L'enjeu réel du vote sur "No Billag" : Ne laisser place qu'au Marché ?


Alors même que se déploie un peu partout une offensive contre les media publics, la Suisse est le seul pays où on envisage la suppression sur décision populaire d'une radio-télévision publique, et le désengagement total de l'Etat central des media audiovisuels. Car c'est bel et bien ce que demande l'initiative "No Billag" dont les derniers sondages nous annoncent une sèche défaite, mais qui n'en conserve pas moins encore quelque chances d'être acceptée. Quelques chances pour les initiants, mais surtout pour les groupes qui, derrière eux, lorgnent moins sur le contenu diffusé par la SSR que sur la part de marché publicitaire qu'elle réussit encore à capter.

Un "contrat asocial"

L'initiative "No Billag" ne supprime pas seulement la redevance (cela, c'est le prétexte, l'hameçon) : elle supprime tout financement fédéral (y compris par l'impôt) à toute radio ou télévision. Elle supprime également l'obligation constitutionnelle faite à la radio et à la télévision  de contribuer à la "formation et au développement culturel, à la libre formation de l'opinion et au divertissement", de prendre "en considération les particularités du pays et les besoins des cantons" et de respecter "la diversité des opinions". Enfin, elle supprime l'autorité indépendante de plainte à laquelle le public a accès. Elle supprime tout, pour ne laisser place qu'au marché, et c'est sans doute là l'enjeu réel du vote du 4 mars, qui fait écho à une offensive générale, dans toute l'Europe, des potentats des media privés contre les media publics : laisser le marché (c'est-à-dire eux-mêmes) et le marché seul  gouverner les media, et ce qu'ils transmettent (l'information, la culture, le divertissement), ou y faire intervenir la collectivité, avec d'autres critères que celui, impérial, du rendement et du profit.

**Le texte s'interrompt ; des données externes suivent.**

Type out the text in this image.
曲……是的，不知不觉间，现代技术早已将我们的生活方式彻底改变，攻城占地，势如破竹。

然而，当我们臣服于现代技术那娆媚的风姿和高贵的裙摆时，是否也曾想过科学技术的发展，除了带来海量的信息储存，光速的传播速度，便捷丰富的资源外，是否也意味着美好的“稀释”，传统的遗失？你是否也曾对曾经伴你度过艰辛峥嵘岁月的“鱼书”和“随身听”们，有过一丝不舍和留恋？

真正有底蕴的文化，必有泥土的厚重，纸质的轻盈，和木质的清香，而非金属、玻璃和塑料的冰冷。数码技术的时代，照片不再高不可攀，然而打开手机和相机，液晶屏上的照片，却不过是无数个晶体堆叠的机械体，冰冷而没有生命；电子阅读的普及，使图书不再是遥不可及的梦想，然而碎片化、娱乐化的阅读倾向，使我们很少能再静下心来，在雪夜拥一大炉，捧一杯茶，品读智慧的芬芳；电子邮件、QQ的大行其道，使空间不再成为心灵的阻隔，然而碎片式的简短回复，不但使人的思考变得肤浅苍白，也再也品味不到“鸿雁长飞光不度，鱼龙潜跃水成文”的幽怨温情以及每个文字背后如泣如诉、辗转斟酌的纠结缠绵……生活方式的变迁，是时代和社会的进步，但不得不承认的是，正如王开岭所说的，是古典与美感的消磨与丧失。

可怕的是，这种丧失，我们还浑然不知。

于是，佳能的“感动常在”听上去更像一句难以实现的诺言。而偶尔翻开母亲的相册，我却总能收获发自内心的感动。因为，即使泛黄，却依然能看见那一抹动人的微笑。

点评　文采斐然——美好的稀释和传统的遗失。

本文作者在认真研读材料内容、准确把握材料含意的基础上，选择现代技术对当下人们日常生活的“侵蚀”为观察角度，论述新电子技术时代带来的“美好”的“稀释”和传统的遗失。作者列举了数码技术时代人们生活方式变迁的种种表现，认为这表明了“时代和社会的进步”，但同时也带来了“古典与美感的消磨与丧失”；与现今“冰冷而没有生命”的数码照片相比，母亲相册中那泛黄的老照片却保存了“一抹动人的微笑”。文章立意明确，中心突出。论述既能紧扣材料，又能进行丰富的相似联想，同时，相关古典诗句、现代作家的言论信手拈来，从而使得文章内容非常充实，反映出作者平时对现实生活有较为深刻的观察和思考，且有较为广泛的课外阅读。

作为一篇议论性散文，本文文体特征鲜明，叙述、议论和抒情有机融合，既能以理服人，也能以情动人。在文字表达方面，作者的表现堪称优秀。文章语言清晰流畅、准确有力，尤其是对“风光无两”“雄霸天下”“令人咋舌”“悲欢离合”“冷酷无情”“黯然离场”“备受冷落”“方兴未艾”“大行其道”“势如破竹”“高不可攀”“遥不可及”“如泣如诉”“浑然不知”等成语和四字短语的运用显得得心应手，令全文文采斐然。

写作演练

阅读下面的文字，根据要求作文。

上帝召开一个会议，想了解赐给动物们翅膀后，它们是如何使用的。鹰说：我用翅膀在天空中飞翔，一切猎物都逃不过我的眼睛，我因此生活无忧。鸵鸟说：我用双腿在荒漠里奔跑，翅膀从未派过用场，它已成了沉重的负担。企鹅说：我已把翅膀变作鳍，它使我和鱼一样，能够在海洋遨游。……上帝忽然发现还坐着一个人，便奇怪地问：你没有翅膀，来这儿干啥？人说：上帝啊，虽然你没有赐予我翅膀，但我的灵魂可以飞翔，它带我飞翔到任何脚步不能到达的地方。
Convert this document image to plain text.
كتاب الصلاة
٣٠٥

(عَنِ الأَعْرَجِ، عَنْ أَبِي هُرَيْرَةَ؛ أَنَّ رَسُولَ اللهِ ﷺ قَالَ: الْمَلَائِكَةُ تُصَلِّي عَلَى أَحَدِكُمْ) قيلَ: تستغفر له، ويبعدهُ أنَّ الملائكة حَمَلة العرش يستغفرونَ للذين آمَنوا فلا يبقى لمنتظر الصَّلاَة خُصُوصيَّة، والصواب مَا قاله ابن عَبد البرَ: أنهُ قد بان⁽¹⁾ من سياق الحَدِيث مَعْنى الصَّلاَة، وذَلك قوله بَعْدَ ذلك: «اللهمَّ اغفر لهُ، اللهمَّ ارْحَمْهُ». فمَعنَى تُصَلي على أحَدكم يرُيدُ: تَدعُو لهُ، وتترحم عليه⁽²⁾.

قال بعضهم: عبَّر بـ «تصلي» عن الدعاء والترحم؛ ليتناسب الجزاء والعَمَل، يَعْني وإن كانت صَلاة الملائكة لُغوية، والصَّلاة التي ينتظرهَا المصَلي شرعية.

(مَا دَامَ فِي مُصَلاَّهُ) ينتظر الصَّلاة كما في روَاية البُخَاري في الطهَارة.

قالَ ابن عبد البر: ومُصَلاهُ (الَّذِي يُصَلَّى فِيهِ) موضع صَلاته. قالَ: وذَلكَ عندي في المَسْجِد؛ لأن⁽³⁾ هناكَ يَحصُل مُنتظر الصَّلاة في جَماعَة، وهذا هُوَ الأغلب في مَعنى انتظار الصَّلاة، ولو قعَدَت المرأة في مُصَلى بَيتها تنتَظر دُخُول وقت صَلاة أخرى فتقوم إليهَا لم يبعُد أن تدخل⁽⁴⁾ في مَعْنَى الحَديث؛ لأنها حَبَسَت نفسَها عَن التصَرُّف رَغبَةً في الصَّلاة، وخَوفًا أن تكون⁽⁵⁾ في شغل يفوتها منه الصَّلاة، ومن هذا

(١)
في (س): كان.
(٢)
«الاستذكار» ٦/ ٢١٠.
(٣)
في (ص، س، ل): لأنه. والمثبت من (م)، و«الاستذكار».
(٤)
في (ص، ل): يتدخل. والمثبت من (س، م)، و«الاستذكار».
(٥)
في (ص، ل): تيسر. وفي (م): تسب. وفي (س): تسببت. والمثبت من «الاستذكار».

Car la question du contenu des programmes et bien celle qui intéresse le moins les promoteurs de l'initiative. Quel acteur privé aurait d'ailleurs envie de financer une radio-tv sans abonnement et ne se réduisant pas à la diffusion des émissions les plus aguichantes pour le marché publicitaire ? La SSR diffuse des programmes qu'elle réalise elle-même dans des domaines et sur des sujets qui font partie de son mandat de service public, mais pas de ce qui peut intéresser des entreprises privées -seul le sport et le divertissement peuvent leur assurer la rentabilité qu'elles attendent d'un investissement dans ce secteur. La culture, l'information locale et régionale, les documentaires, passeraient évidemment à l'as, sauf à les fournir sur abonnement. On se retrouvera alors bien au-delà du franc par jour que coûtera prochainement la redevance -que ne paient d'ailleurs pas les retraités et les invalides ayant droit à des prestations complémentaires (inutile de dire que les media privés sur abonnement ne font pas ce genre de cadeau). Si "No Billag" passe, ce sont plus de 300'000 personnes aux revenus modestes qui devront payer pour la radio et la télévision qu'ils reçoivent actuellement gratuitement. On retiendra donc à charge de l'initiative l'heureuse expression de l'édito de Frédéric Gonseth, dans le numéro spécial consacré par "Culture enjeu" à "No Billag", qualifiant l'initiative de "Contrat asocial". Et c'est bien le moins que l'on puisse en dire.